The Paris meeting will come just one week after the failure by the presidents of Armenia and Azerbaijan to reach a framework agreement on Karabakh conflict during two days of intensive negotiations in Bucharest. The apparent collapse of the Armenian-Azerbaijani summit, the second in four months, dealt a severe blow to the mediators’ efforts to find a solution to the conflict this year.

Oskanian insisted that there is still a chance for peace. “There are still unresolved problems,” he said. “But there are also difficult issues on which we had for years failed to agree but on which there is agreement now. So there is that positive element in the process.”

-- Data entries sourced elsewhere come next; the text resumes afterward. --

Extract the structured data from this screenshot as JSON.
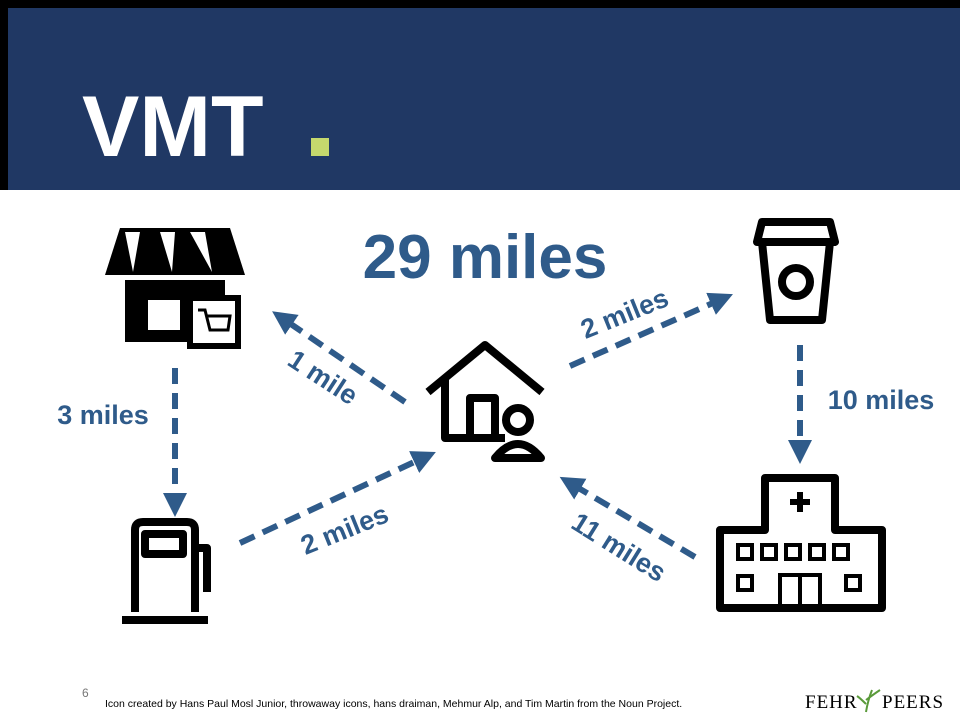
{
  "header": {
    "title": "VMT"
  },
  "total": "29 miles",
  "trips": [
    {
      "label": "1 mile"
    },
    {
      "label": "3 miles"
    },
    {
      "label": "2 miles"
    },
    {
      "label": "2 miles"
    },
    {
      "label": "10 miles"
    },
    {
      "label": "11 miles"
    }
  ],
  "footer": {
    "slide_number": "6",
    "credit": "Icon created by Hans Paul Mosl Junior, throwaway icons, hans draiman, Mehmur Alp, and Tim Martin from the Noun Project.",
    "logo": {
      "left": "FEHR",
      "right": "PEERS"
    }
  }
}
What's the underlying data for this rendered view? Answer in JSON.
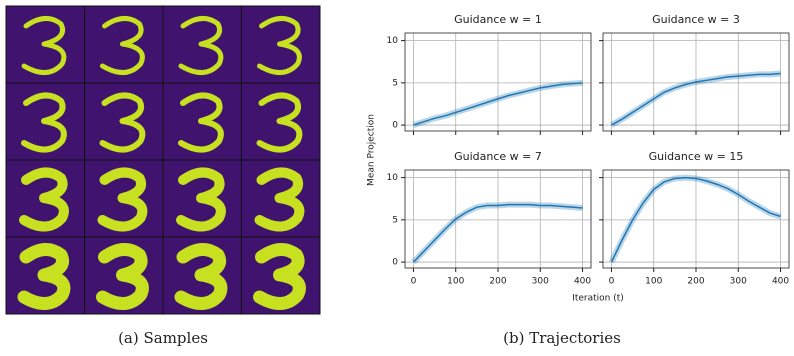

He declined to disclose those issues or give other details of the talks. Other Armenian officials have said implicitly that the summit did not result in a peace accord because of Azerbaijani President Ilham Aliev’s last-minute rejection of the mediators’ idea of enabling Karabakh’s predominantly Armenian population to decide its status in a referendum. The referendum would reportedly take place at least a decade after the liberation of most Armenian-occupied territories around Karabakh.

Politicians and commentators critical of Armenia’s leadership have also raised questions about President Robert Kocharian’s commitment to this formula. The Yerevan daily “Haykakan Zhamanak” said on Saturday that Kocharian told senior Armenian officials after the Bucharest talks that he is relieved by Aliev’s alleged rejection of the peace plan.